Children don't grow older. They die slowly until they're adults.

Man is not the greatest evil. He's too incompetent for that.

The thing that is most valuable to you is your own life.

A nature researcher watches a young lion slaughter an older one for dominance of the tribe. He films this, and does not interfere. The older lion is brutally, unnecessarily torn to shreds. His mate is stolen and raped by the younger lion, and the younger lion becomes the head of the pride. The researcher films this, and he does nothing.

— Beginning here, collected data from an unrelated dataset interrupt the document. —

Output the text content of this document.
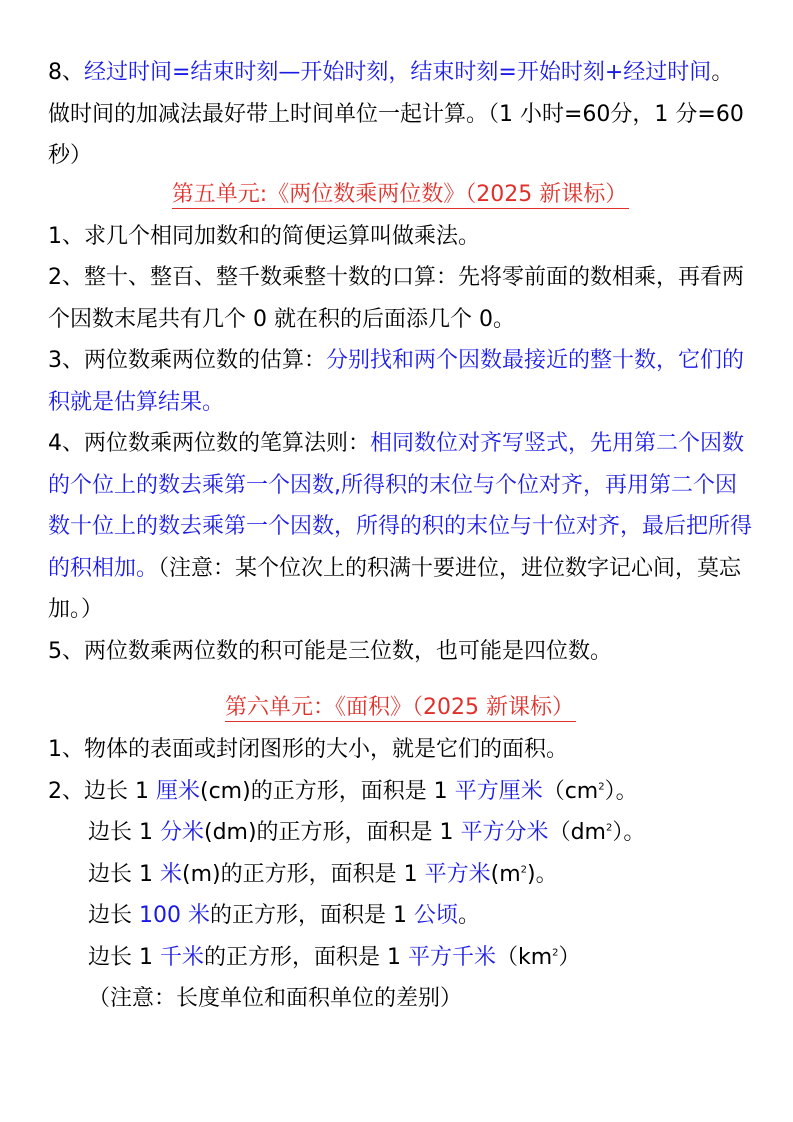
8、经过时间=结束时刻—开始时刻，结束时刻=开始时刻+经过时间。做时间的加减法最好带上时间单位一起计算。（1 小时=60分，1 分=60 秒）

第五单元:《两位数乘两位数》（2025 新课标）

1、求几个相同加数和的简便运算叫做乘法。

2、整十、整百、整千数乘整十数的口算：先将零前面的数相乘，再看两个因数末尾共有几个 0 就在积的后面添几个 0。

3、两位数乘两位数的估算：分别找和两个因数最接近的整十数，它们的积就是估算结果。

4、两位数乘两位数的笔算法则：相同数位对齐写竖式，先用第二个因数的个位上的数去乘第一个因数,所得积的末位与个位对齐，再用第二个因数十位上的数去乘第一个因数，所得的积的末位与十位对齐，最后把所得的积相加。（注意：某个位次上的积满十要进位，进位数字记心间，莫忘加。）

5、两位数乘两位数的积可能是三位数，也可能是四位数。

第六单元：《面积》（2025 新课标）

1、物体的表面或封闭图形的大小，就是它们的面积。

2、边长 1 厘米(cm)的正方形，面积是 1 平方厘米$(cm^2)$。

边长 1 分米(dm)的正方形，面积是 1 平方分米$(dm^2)$。

边长 1 米(m)的正方形，面积是 1 平方米$(m^2)$。

边长 100 米的正方形，面积是 1 公顷。

边长 1 千米的正方形，面积是 1 平方千米$(km^2)$

（注意：长度单位和面积单位的差别）
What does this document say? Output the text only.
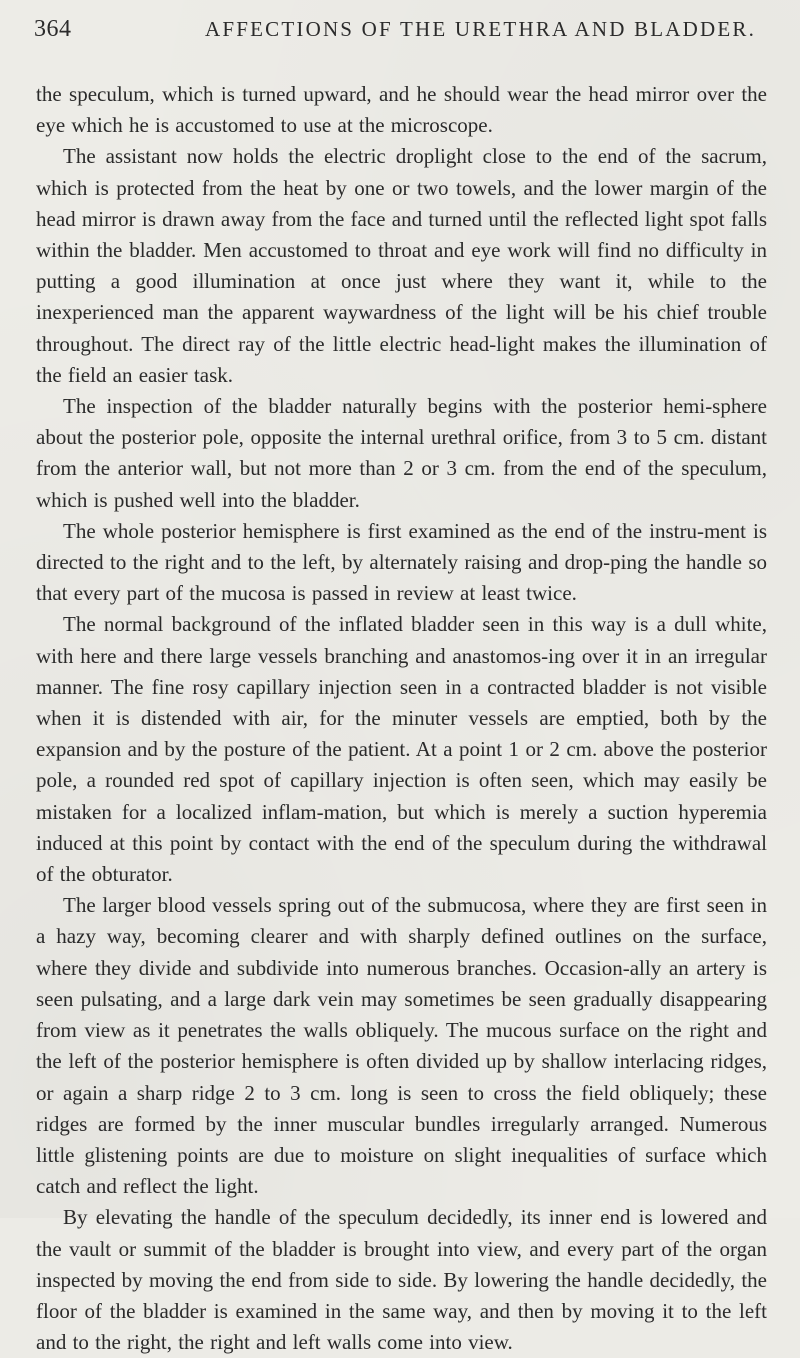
364	AFFECTIONS OF THE URETHRA AND BLADDER.

the speculum, which is turned upward, and he should wear the head mirror over the eye which he is accustomed to use at the microscope.

The assistant now holds the electric droplight close to the end of the sacrum, which is protected from the heat by one or two towels, and the lower margin of the head mirror is drawn away from the face and turned until the reflected light spot falls within the bladder. Men accustomed to throat and eye work will find no difficulty in putting a good illumination at once just where they want it, while to the inexperienced man the apparent waywardness of the light will be his chief trouble throughout. The direct ray of the little electric head-light makes the illumination of the field an easier task.

The inspection of the bladder naturally begins with the posterior hemi-sphere about the posterior pole, opposite the internal urethral orifice, from 3 to 5 cm. distant from the anterior wall, but not more than 2 or 3 cm. from the end of the speculum, which is pushed well into the bladder.

The whole posterior hemisphere is first examined as the end of the instru-ment is directed to the right and to the left, by alternately raising and drop-ping the handle so that every part of the mucosa is passed in review at least twice.

The normal background of the inflated bladder seen in this way is a dull white, with here and there large vessels branching and anastomos-ing over it in an irregular manner. The fine rosy capillary injection seen in a contracted bladder is not visible when it is distended with air, for the minuter vessels are emptied, both by the expansion and by the posture of the patient. At a point 1 or 2 cm. above the posterior pole, a rounded red spot of capillary injection is often seen, which may easily be mistaken for a localized inflam-mation, but which is merely a suction hyperemia induced at this point by contact with the end of the speculum during the withdrawal of the obturator.

The larger blood vessels spring out of the submucosa, where they are first seen in a hazy way, becoming clearer and with sharply defined outlines on the surface, where they divide and subdivide into numerous branches. Occasion-ally an artery is seen pulsating, and a large dark vein may sometimes be seen gradually disappearing from view as it penetrates the walls obliquely. The mucous surface on the right and the left of the posterior hemisphere is often divided up by shallow interlacing ridges, or again a sharp ridge 2 to 3 cm. long is seen to cross the field obliquely; these ridges are formed by the inner muscular bundles irregularly arranged. Numerous little glistening points are due to moisture on slight inequalities of surface which catch and reflect the light.

By elevating the handle of the speculum decidedly, its inner end is lowered and the vault or summit of the bladder is brought into view, and every part of the organ inspected by moving the end from side to side. By lowering the handle decidedly, the floor of the bladder is examined in the same way, and then by moving it to the left and to the right, the right and left walls come into view.
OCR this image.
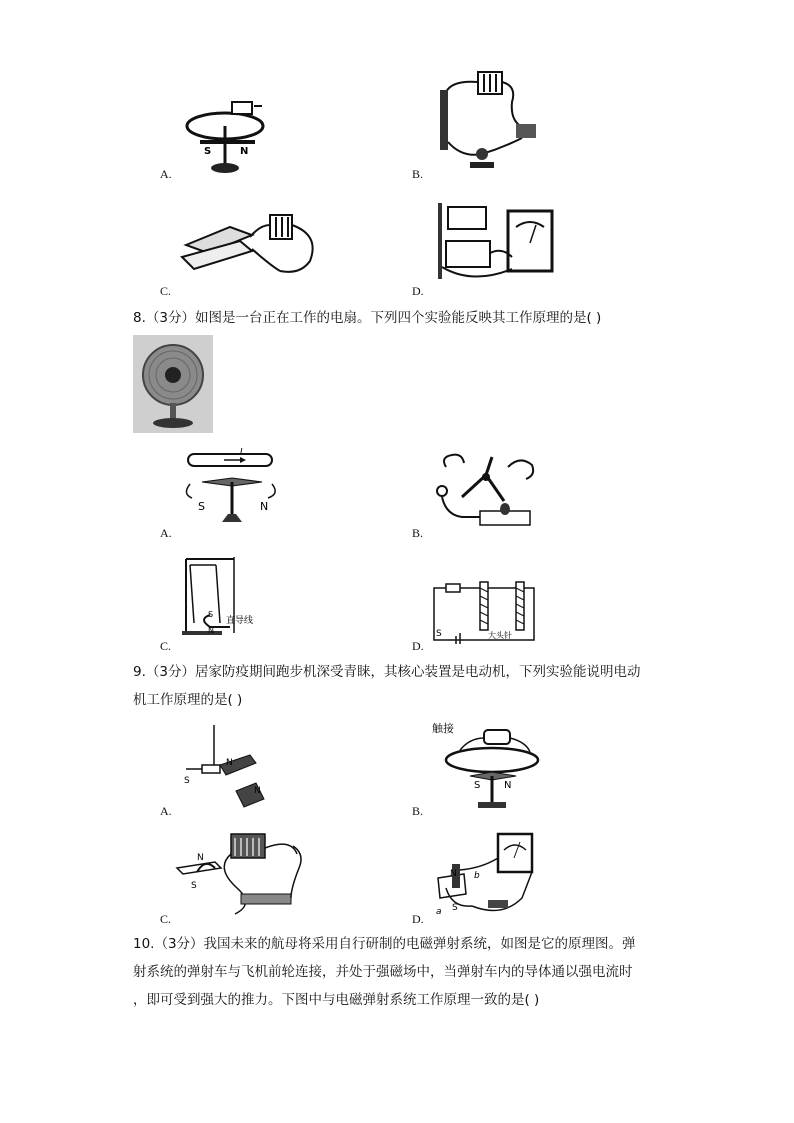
S	N
A.	B.
C.	D.
8.（3分）如图是一台正在工作的电扇。下列四个实验能反映其工作原理的是( )
I
S	N
A.	B.
S
N
直导线
C.
S	大头针
D.
9.（3分）居家防疫期间跑步机深受青睐，其核心装置是电动机，下列实验能说明电动
机工作原理的是( )
S
N
N
A.
触接
S N
B.
N
S
C.
N
S
a
b
D.
10.（3分）我国未来的航母将采用自行研制的电磁弹射系统，如图是它的原理图。弹
射系统的弹射车与飞机前轮连接，并处于强磁场中，当弹射车内的导体通以强电流时
，即可受到强大的推力。下图中与电磁弹射系统工作原理一致的是( )
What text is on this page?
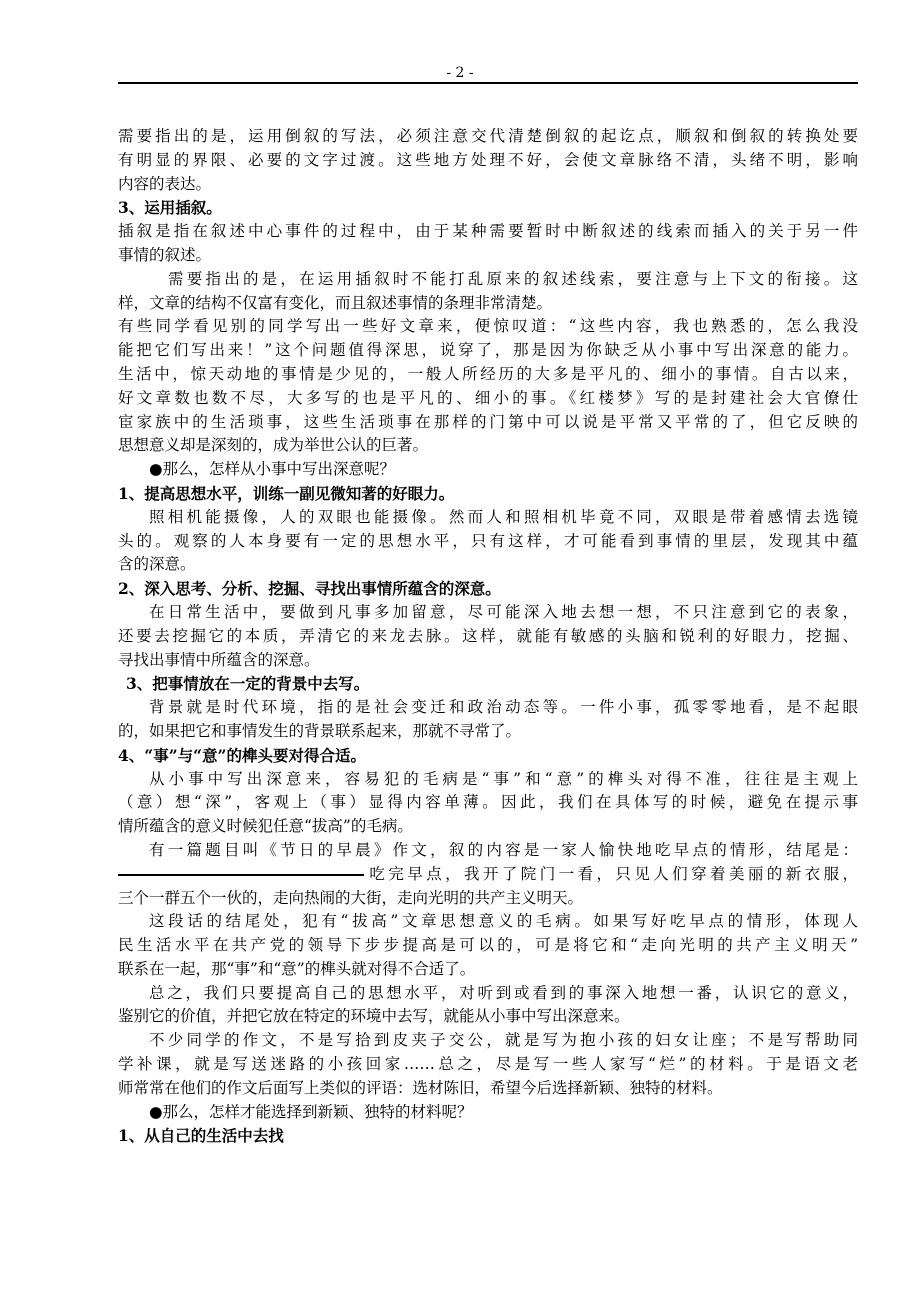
- 2 -
需要指出的是，运用倒叙的写法，必须注意交代清楚倒叙的起讫点，顺叙和倒叙的转换处要
有明显的界限、必要的文字过渡。这些地方处理不好，会使文章脉络不清，头绪不明，影响
内容的表达。
3、运用插叙。
插叙是指在叙述中心事件的过程中，由于某种需要暂时中断叙述的线索而插入的关于另一件
事情的叙述。
需要指出的是，在运用插叙时不能打乱原来的叙述线索，要注意与上下文的衔接。这
样，文章的结构不仅富有变化，而且叙述事情的条理非常清楚。
有些同学看见别的同学写出一些好文章来，便惊叹道：“这些内容，我也熟悉的，怎么我没
能把它们写出来！”这个问题值得深思，说穿了，那是因为你缺乏从小事中写出深意的能力。
生活中，惊天动地的事情是少见的，一般人所经历的大多是平凡的、细小的事情。自古以来，
好文章数也数不尽，大多写的也是平凡的、细小的事。《红楼梦》写的是封建社会大官僚仕
宦家族中的生活琐事，这些生活琐事在那样的门第中可以说是平常又平常的了，但它反映的
思想意义却是深刻的，成为举世公认的巨著。
●那么，怎样从小事中写出深意呢？
1、提高思想水平，训练一副见微知著的好眼力。
照相机能摄像，人的双眼也能摄像。然而人和照相机毕竟不同，双眼是带着感情去选镜
头的。观察的人本身要有一定的思想水平，只有这样，才可能看到事情的里层，发现其中蕴
含的深意。
2、深入思考、分析、挖掘、寻找出事情所蕴含的深意。
在日常生活中，要做到凡事多加留意，尽可能深入地去想一想，不只注意到它的表象，
还要去挖掘它的本质，弄清它的来龙去脉。这样，就能有敏感的头脑和锐利的好眼力，挖掘、
寻找出事情中所蕴含的深意。
3、把事情放在一定的背景中去写。
背景就是时代环境，指的是社会变迁和政治动态等。一件小事，孤零零地看，是不起眼
的，如果把它和事情发生的背景联系起来，那就不寻常了。
4、“事”与“意”的榫头要对得合适。
从小事中写出深意来，容易犯的毛病是“事”和“意”的榫头对得不准，往往是主观上
（意）想“深”，客观上（事）显得内容单薄。因此，我们在具体写的时候，避免在提示事
情所蕴含的意义时候犯任意“拔高”的毛病。
有一篇题目叫《节日的早晨》作文，叙的内容是一家人愉快地吃早点的情形，结尾是：
吃完早点，我开了院门一看，只见人们穿着美丽的新衣服，
三个一群五个一伙的，走向热闹的大街，走向光明的共产主义明天。
这段话的结尾处，犯有“拔高”文章思想意义的毛病。如果写好吃早点的情形，体现人
民生活水平在共产党的领导下步步提高是可以的，可是将它和“走向光明的共产主义明天”
联系在一起，那“事”和“意”的榫头就对得不合适了。
总之，我们只要提高自己的思想水平，对听到或看到的事深入地想一番，认识它的意义，
鉴别它的价值，并把它放在特定的环境中去写，就能从小事中写出深意来。
不少同学的作文，不是写拾到皮夹子交公，就是写为抱小孩的妇女让座；不是写帮助同
学补课，就是写送迷路的小孩回家……总之，尽是写一些人家写“烂”的材料。于是语文老
师常常在他们的作文后面写上类似的评语：选材陈旧，希望今后选择新颖、独特的材料。
●那么，怎样才能选择到新颖、独特的材料呢？
1、从自己的生活中去找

Now let's reverse the roles.

A lion watches a young man slaughter an older one. They are naked, bare, and wild. The old man is fearful, and he glances nervously to his wife as the young man advances slowly, no weapons but his muddied hands. The lion films this, and does not interfere. The young man bites the old man, tearing his jugular out of his neck. And with his bare hands, he claws at the old man's stomach until he breaks the skin, and rips it open, disemboweling the old man. He then rapes the old man's wife, and forces the old man's family to worship him as the new patriarch. The lion films this, and he does nothing. There is no justice.

You can rationalize this. You can say the lions have no concept of life, that they don't know what they're doing, they're running off instinct. Except that's not entirely true, is it? Every living being has a concept of life, they understand their own mortality. Even ants will flee from your descending foot, in a fruitless effort to sustain their own life. So the lions have a concept of life, they know what it is, what it means to them.

And their instinct, the basic instinct of every living creature, is to preserve their own life. And take the life of others.